Quel chrono de l’Italien (2e à 8’’), spécialiste de l’exercice, qui a pris les plus longs relais de l’équipe Netcompany Ineos en imprimant un train d’enfer. Le Transalpin avait pour mission de tout donner avant de s’effacer dans la dernière bosse mais lorsque Kévin Vauquelin a été victime d’une crevaison (voir Flops), il a brillamment pris la relève en prolongeant son effort. Longtemps leader provisoire, il a finalement cédé derrière un exceptionnel Vingegaard.

Un nouveau format de contre-la-montre succulent

Quel spectacle ! Les organisateurs du Tour de France avaient innové avec ce contre-la-montre par équipes où les temps individuels étaient retenus avec, pour épicer l’exercice, une bosse en fin de tracé taillée pour les puncheurs. Une formule gagnante, parfait mélange entre l’effort collectif puis individuel dans le final, qui renouvelle le genre. Car, avouons-le, les contre-la-montre par équipes classiques avaient tendance à un peu trop ronronner et endormir les téléspectateurs. Le dernier sur le Tour remontait même à 2019.

Flops

Vauquelin est maudit

Avec son style de puncheur et une équipe d’excellents rouleurs, Kévin Vauquelin avait le profil idéal du premier porteur de maillot jaune samedi soir. La formation Netcompany Ineos a d’ailleurs survolé les débats lorsque le Normand, poissard, a été victime d’une crevaison à sept kilomètres de l’arrivée. Furieux, il a signalé à ses coéquipiers de faire leur course sans lui. Cette mésaventure lui a fait perdre tout espoir de remporter l’étape. Il termine très loin du meilleur temps (26e à 1’14’’) de son équipier Filippo Ganna. Une désillusion.

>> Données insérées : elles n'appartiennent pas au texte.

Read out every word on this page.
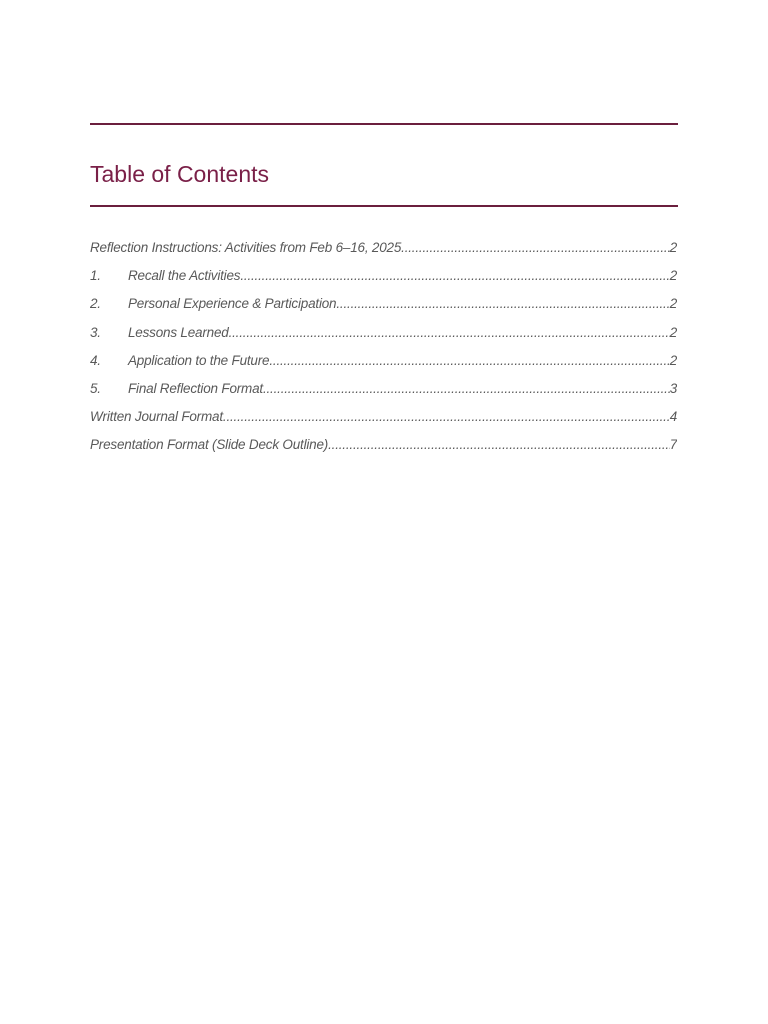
Table of Contents
Reflection Instructions: Activities from Feb 6–16, 2025 .....	2
1.	Recall the Activities .....	2
2.	Personal Experience & Participation .....	2
3.	Lessons Learned .....	2
4.	Application to the Future .....	2
5.	Final Reflection Format .....	3
Written Journal Format .....	4
Presentation Format (Slide Deck Outline) .....	7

Un accrochage entre Guillaume Martin et Clément Berthet 

Le couac au sein de l’équipe française. Guillaume Martin une des meilleures chances de la formation tricolore pour le classement général et Guillaume Berthet se sont accrochés en début de tracé avant de tomber sur le bitume brûlant de Barcelone. Berthet s’est abîmé au niveau de la cuisse, du bras et de l’épaule sur son flanc droit tandis que Guillaume Martin Guyonnet a dû changer de vélo. La paire est arrivée ensemble avec un gros retard sur la ligne d’arrivée. Pas l’idéal pour la confiance et d’autant plus dommage que le néo-champion de France, Romain Grégoire, leader provisoire, a signé un excellent temps (12e à 0’’41).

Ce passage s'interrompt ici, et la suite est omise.